Netaji went on to say, “If you wish, tomorrow you can unite the whole of China under one leader and come to an honourable settlement with Japan. Once that is done, Japan will withdraw all her forces from China. It is not necessary for you to wait till the end of the war. Even now you can attain complete freedom. If you seriously begin national reconstruction now you can fully stabilise China's economic position. Today China has before her an opportunity not even dreamt of during the last few years. Japan's proclamations following the grant of complete freedom to Burma and the Philippines, and the signing of the agreement with the Chinese National Government have shown that Japan is completely sincere about her professions and is willing to help the East Asiatic nations attain freedom and live a life of prosperity. I love my country as deeply and honestly as I expect you to love yours, and I want every Chinese to strive for the freedom of his Motherland. I shall never advise my Chinese brethren to endanger their honour. From my impressions of the policy pursued by Japan since the beginning of the Greater East Asia war, I can say with confidence that the present situation in East Asia has given the Chinese an opportunity to break away from Anglo-American control — an opportunity which the Chinese should not waste. Foreign influence has been completely eradicated from China. The Chinese have only their internal problems to solve, and that is the sole responsibility of the Chungking Government. I fail to understand why Chungking believes that the Anglo-Americans will be successful in the present war. I have toured extensively throughout East Asia and Europe since the war began and know the strength and weakness of the Axis Powers. I am in a position to assert that though the war is certain to be long and bitter, the Anglo-Americans will be finally beaten.”
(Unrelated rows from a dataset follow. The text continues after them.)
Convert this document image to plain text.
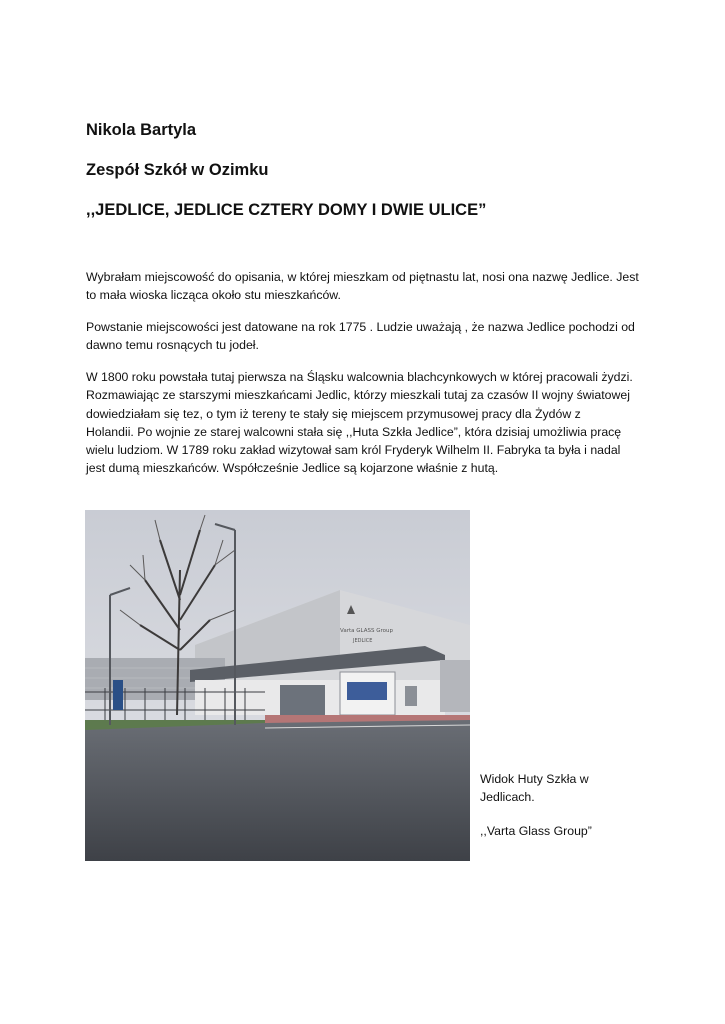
Nikola Bartyla
Zespół Szkół w Ozimku
,,JEDLICE, JEDLICE CZTERY DOMY I DWIE ULICE”
Wybrałam miejscowość do opisania, w której mieszkam od piętnastu lat, nosi ona nazwę Jedlice. Jest
to mała wioska licząca około stu mieszkańców.
Powstanie miejscowości jest datowane na rok 1775 . Ludzie uważają , że nazwa Jedlice pochodzi od
dawno temu rosnących tu jodeł.
W 1800 roku powstała tutaj pierwsza na Śląsku walcownia blachcynkowych w której pracowali żydzi.
Rozmawiając ze starszymi mieszkańcami Jedlic, którzy mieszkali tutaj za czasów II wojny światowej
dowiedziałam się tez, o tym iż tereny te stały się miejscem przymusowej pracy dla Żydów z
Holandii. Po wojnie ze starej walcowni stała się ,,Huta Szkła Jedlice”, która dzisiaj umożliwia pracę
wielu ludziom. W 1789 roku zakład wizytował sam król Fryderyk Wilhelm II. Fabryka ta była i nadal
jest dumą mieszkańców. Współcześnie Jedlice są kojarzone właśnie z hutą.
Varta GLASS Group
JEDLICE
Widok Huty Szkła w
Jedlicach.
,,Varta Glass Group”
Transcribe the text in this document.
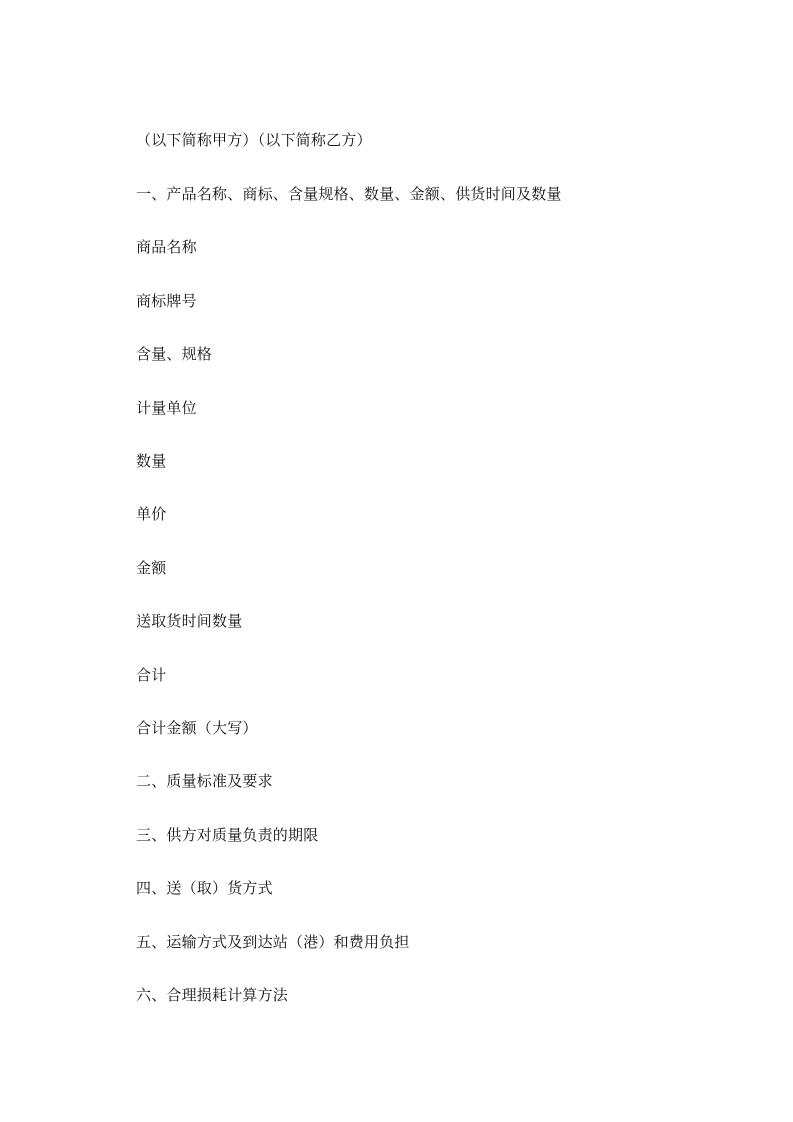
（以下简称甲方）（以下简称乙方）
一、产品名称、商标、含量规格、数量、金额、供货时间及数量
商品名称
商标牌号
含量、规格
计量单位
数量
单价
金额
送取货时间数量
合计
合计金额（大写）
二、质量标准及要求
三、供方对质量负责的期限
四、送（取）货方式
五、运输方式及到达站（港）和费用负担
六、合理损耗计算方法
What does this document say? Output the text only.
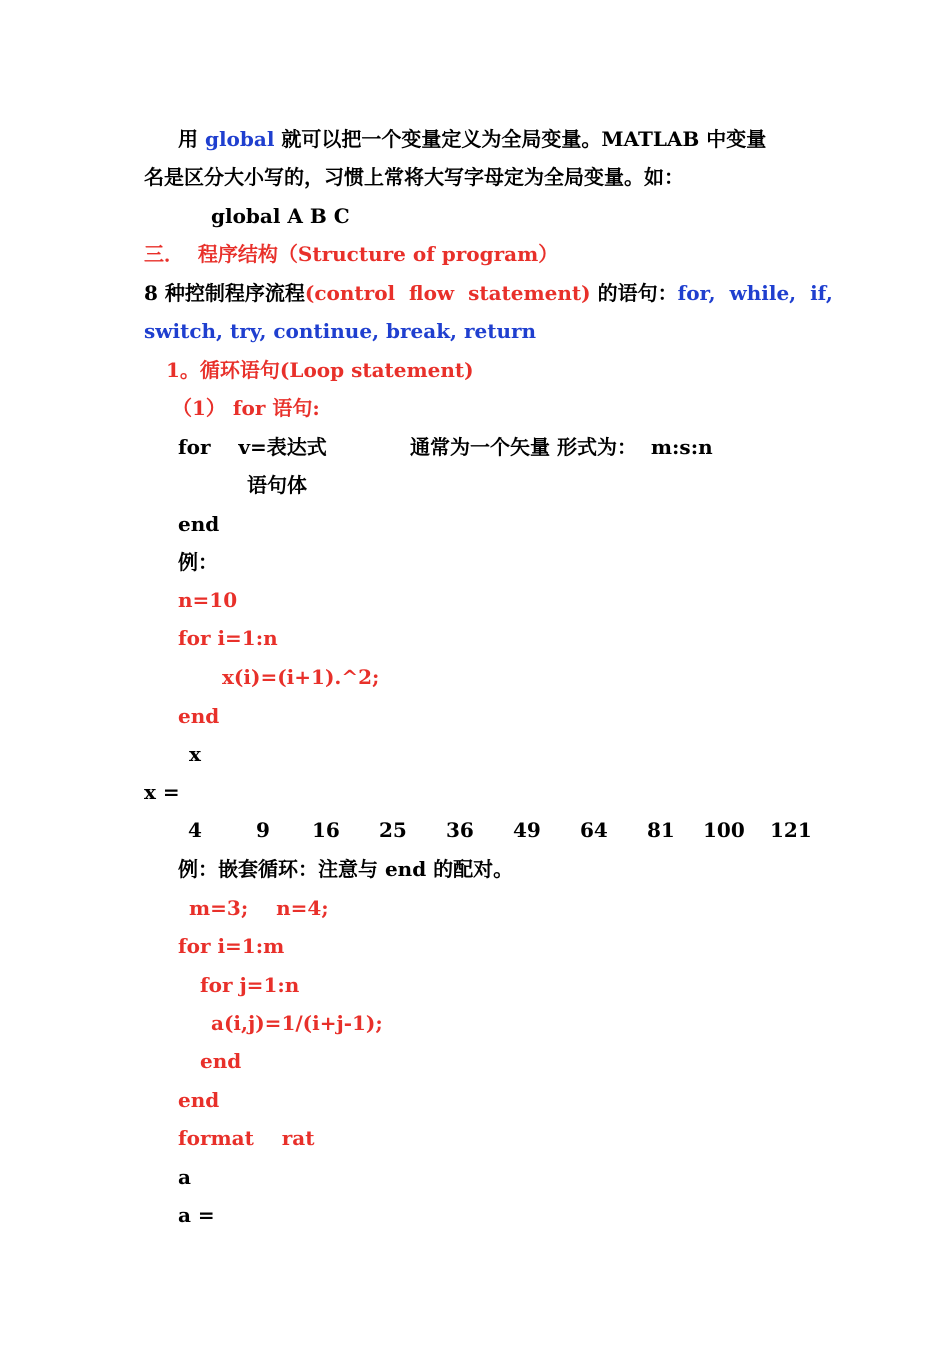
用 global 就可以把一个变量定义为全局变量。MATLAB 中变量
名是区分大小写的，习惯上常将大写字母定为全局变量。如：
global A B C
三．  程序结构（Structure of program）
8 种控制程序流程(control  flow  statement) 的语句：for,  while,  if,
switch, try, continue, break, return
1。循环语句(Loop statement)
（1） for 语句:
for    v=表达式	通常为一个矢量 形式为：  m:s:n
语句体
end
例：
n=10
for i=1:n
x(i)=(i+1).^2;
end
x
x =
4	9 16 25 36 49 64 81 100 121
例：嵌套循环：注意与 end 的配对。
m=3;    n=4;
for i=1:m
for j=1:n
a(i,j)=1/(i+j-1);
end
end
format    rat
a
a =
Continuing, Netaji said, “I am leaving today for my Headquarters in Shonan. From there I shall proceed to Burma and thence to the Indo-Burmese frontier. My position as Commander-in-Chief of the Indian National Army compels me to be at the scene of battle, and I feel that the Indian National Army will soon have to fight the British and Chinese forces, which are stationed there. I am unable to understand why Chungking must fight us and help the British to strengthen her hold on India. Why should Chungking, which calls itself a National Government, help a foreign Power to keep one of her sister nations enslaved? Indians sincerely sympathise with the Chinese people. In 1938, when I was President of the Congress, I sent a medical mission to China. Chungking has repaid us by sending her forces to fight us and help the British maintain their domination. No one could ever imagine that one day Marshal Chiang Kai-shek would order his troops to fight the Indian National Army. If he does so, I trust that Chinese people will never forgive him for helping Britain to continue her imperialistic rule in India.”